Die Steuerausfälle, welche die USR III nach sich ziehen würde, sind massiv. Auf der Basis der bis anhin von den Kantonsregierungen offiziell gemachten Prognosen belaufen sie sich bereits auf über drei Milliarden Franken – und bis heute hat erst die Hälfte der Kantone bezifferte Schätzungen veröffentlicht. Die effektive Summe der Ausfälle dürfte noch deutlich höher liegen und trotz der Ausgleichsmilliarde, die der Bund leisten wird (und die dann im Bundeshaushalt fehlt), zu schweren Verwerfungen auf Kantons- und Gemeindeebene führen. Die gesamten Gewinnsteuereinnahmen aller Staatsebenen betragen rund 18 Milliarden Franken (Stand 2014). Wenn dieser Betrag plötzlich um drei, vielleicht aber auch um vier Milliarden Franken oder noch mehr sinken würde, käme das einer gigantischen Steuerminderung für die Unternehmen gleich. Die Vorlage ist nicht Ausdruck eines helvetisch austarierten Pragmatismus. Hier sprechen ideologische Staatsfeindlichkeit und eine Selbstbedienungsmentalität der wirtschaftlichen Eliten.

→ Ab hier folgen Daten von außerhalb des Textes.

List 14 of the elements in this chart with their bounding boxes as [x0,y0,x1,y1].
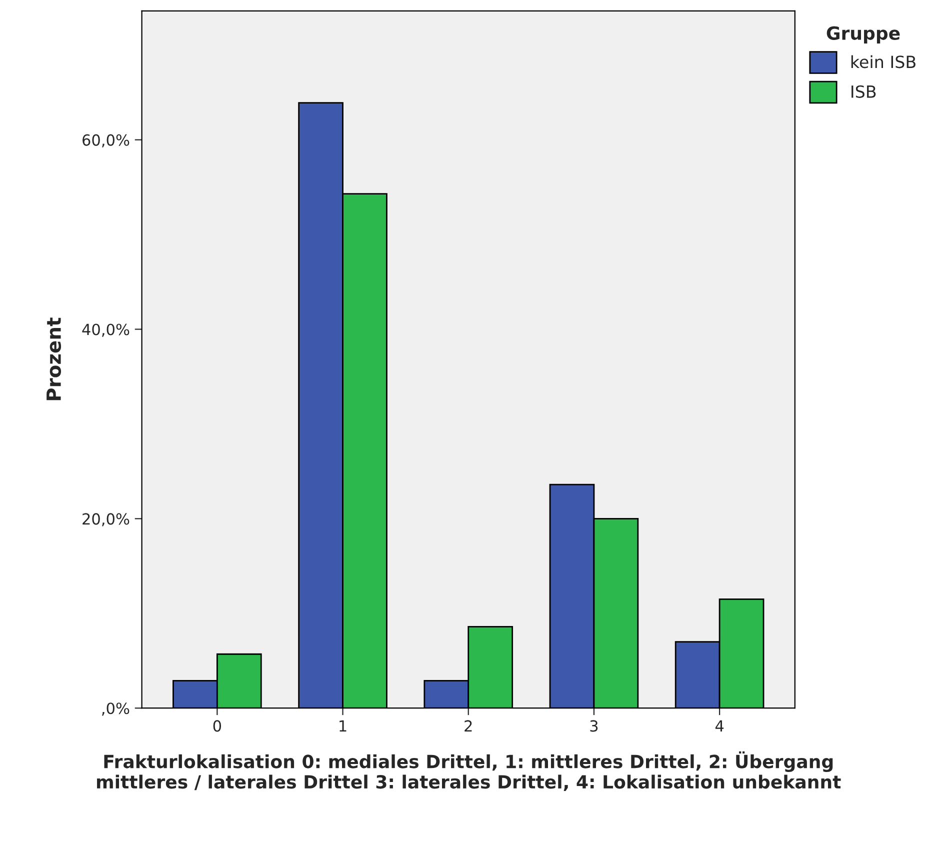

Das ist umso verstörender, als keinerlei Notwendigkeit bestand, so hohe Steuerverluste in Kauf zu nehmen. Als Eveline Widmer-Schlumpf die Vorlage lancierte, enthielt diese verschiedene Massnahmen, die wenigstens zu einer partiellen Gegenfinanzierung geführt hätten, so die Kapitalgewinnsteuer und die Abschaffung oder stärkere Begrenzung der Dividendenteilbesteuerung.

Auch in ihrer ursprünglichen Form hätte die USR III zwar zu Ausfällen von einer halben bis zu einer Milliarde geführt, aber man hätte sich einen Teil der Kosten bei den Aktionären, die von den sinkenden Gewinnsteuersätzen profitieren, wieder zurückgeholt. Von diesem Geist ist nichts geblieben. Die Sozialdemokraten, die bereit gewesen wären, sich stark auf die bürgerliche Seite zuzubewegen, hatten keine andere Wahl, als das Referendum zu ergreifen.

Statt einen konsensfähigen Kompromiss haben wir nun ideologische Grabenkämpfe – und eine fürchterlich unsachliche Debatte. Es fängt damit an, dass der Bundesrat es im Abstimmungsbüchlein unterlässt, die drohenden Steuerverluste auf Kantonsebene auch nur ansatzweise zu beziffern. Es geht damit weiter, dass so getan wird, als ob die Schweiz sich entscheiden müsse zwischen dieser Reform oder gar keiner. Dass nach einem Nein zur USR III immer noch Zeit bliebe, einen moderateren Zwischenweg zu gehen, wird verschwiegen. Es gipfelt in der Behauptung, die USR III werde den «Mittelständlern» zugutekommen. Stattdessen wird der Mittelstand die Zeche wohl bezahlen – wahrscheinlich über steigende Einkommenssteuern.

Wie auch immer das Referendum ausgeht: Wir hätten zwar ein gemeinsames Interesse, aber wir haben nicht mehr die pragmatische Konsensfähigkeit. Die Katzenstein-These hat ausgedient.